Małżeństwo zginęło na kempingu
Do tej mrożącej krew w żyłach tragedii doszło w województwie lubuskim. Małżeństwo, 70-letnia kobieta i 72-letni mężczyzna, przyjechało na kemping nad stawami w Brzeźnie. Mieszkańcy Sulechowa zamierzali przez kilka dni oddać się wędkowaniu. Niestety, ich krótki wypoczynek szybko zamienił się w koszmar. W niedzielę 24 października znajomi znaleźli ich ciała.
Przyjaciele ofiar natrafili na zwłoki w przyczepie kempingowej, w której nocowało małżeństwo. Na miejsce tragedii natychmiast wezwano służby, które przez kilka godzin prowadziły oględziny. Śledztwo wszczęła również Prokuratura Rejonowa w Świebodzinie. Lekarz, który przyjechał na kemping, stwierdził, że za śmiercią 72-latka i jego 70-letniej żony najprawdopodobniej nie stały osoby trzecie.

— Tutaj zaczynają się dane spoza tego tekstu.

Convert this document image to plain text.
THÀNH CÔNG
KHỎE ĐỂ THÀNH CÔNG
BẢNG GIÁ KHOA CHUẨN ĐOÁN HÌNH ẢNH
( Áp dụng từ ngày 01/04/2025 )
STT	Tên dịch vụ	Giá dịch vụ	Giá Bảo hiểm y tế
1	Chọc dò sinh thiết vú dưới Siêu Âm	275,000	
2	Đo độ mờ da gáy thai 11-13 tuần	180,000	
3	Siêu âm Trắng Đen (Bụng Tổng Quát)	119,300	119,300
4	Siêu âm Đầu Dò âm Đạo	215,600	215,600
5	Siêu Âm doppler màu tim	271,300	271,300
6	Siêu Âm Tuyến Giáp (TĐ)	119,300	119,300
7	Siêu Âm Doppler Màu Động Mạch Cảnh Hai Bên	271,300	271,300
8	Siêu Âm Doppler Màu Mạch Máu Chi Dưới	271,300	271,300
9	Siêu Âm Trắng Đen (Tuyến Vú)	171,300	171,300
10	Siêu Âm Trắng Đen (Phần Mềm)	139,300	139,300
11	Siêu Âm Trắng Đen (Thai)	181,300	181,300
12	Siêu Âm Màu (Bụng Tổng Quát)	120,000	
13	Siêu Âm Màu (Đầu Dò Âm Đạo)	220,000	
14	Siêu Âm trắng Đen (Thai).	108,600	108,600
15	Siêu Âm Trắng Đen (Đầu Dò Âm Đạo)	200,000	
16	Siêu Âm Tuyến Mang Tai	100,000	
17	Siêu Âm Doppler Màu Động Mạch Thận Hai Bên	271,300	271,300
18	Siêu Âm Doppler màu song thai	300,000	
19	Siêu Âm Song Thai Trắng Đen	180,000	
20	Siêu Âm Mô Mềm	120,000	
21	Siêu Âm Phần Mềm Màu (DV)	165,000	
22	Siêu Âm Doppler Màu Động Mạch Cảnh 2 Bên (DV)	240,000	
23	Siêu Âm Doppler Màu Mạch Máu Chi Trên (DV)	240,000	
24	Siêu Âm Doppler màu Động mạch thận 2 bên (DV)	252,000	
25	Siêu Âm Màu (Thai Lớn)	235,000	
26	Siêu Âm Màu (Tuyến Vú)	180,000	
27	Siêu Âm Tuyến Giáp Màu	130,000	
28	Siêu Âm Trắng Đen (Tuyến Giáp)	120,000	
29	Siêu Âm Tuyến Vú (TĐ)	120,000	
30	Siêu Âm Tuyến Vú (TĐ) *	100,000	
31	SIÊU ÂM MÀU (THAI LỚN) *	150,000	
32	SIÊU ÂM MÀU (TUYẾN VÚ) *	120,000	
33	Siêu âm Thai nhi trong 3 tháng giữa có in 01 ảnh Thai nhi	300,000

Prokuratura zna wstępną przyczynę tragedii
We wtorek, 26 października, przeprowadzona została sekcja zwłok małżeństwa. Tym samym potwierdziły się ustalenia śledczych, że do tragedii na kempingu nie przyczyniły się osoby trzecie. Co więc było przyczyną śmierci pary? Okazuje się, że w ich przyczepie kempingowej znalazło się urządzenie grzewcze zasilane gazem, z którego najprawdopodobniej wydobywał się tlenek węgla.

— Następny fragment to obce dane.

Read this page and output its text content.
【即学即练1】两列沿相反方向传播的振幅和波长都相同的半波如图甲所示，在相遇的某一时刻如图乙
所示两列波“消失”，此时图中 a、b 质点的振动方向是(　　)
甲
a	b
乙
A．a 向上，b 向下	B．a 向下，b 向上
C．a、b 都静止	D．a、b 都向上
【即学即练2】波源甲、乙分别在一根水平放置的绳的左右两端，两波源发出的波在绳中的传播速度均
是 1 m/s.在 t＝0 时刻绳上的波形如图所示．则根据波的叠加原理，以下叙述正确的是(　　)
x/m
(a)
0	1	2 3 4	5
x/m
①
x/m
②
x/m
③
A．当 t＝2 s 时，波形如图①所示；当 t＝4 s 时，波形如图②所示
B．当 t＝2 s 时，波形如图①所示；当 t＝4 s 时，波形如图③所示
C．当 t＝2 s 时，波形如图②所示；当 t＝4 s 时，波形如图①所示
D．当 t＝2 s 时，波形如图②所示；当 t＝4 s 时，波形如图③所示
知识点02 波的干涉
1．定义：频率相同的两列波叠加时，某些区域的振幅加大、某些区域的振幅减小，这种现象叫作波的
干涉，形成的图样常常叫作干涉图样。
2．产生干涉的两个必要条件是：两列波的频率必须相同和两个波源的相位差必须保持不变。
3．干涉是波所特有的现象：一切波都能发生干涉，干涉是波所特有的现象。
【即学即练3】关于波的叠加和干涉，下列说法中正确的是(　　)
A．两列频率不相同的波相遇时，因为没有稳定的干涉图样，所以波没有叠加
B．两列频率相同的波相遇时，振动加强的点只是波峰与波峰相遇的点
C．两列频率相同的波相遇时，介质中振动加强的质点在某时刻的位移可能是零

Podczas sekcji nie ujawniono obrażeń na ciałach pokrzywdzonych. Prawdopodobną przyczyną zgonu było zatrucie tlenkiem węgla, okoliczności te mają potwierdzić badania krwi, którą zabezpieczona do badań toksykologicznych – przekazała PAP rzecznika Prokuratury Okręgowej w Zielonej Górze, Ewa Antonowicz.
To nie pierwsza taka tragedia, do której doszło na terenie powiatu zielonogórskiego. We wrześniu zeszłego roku małżeństwo wybrało się na ryby nad Odrę. Jakiś czas później w pobliżu wsi Będów znaleziono w samochodzie ich ciała. Okazało się, że małżonkowie w wieku 50 lat śmiertelnie zatruli się spalinami, gdy ogrzewali się w pojeździe.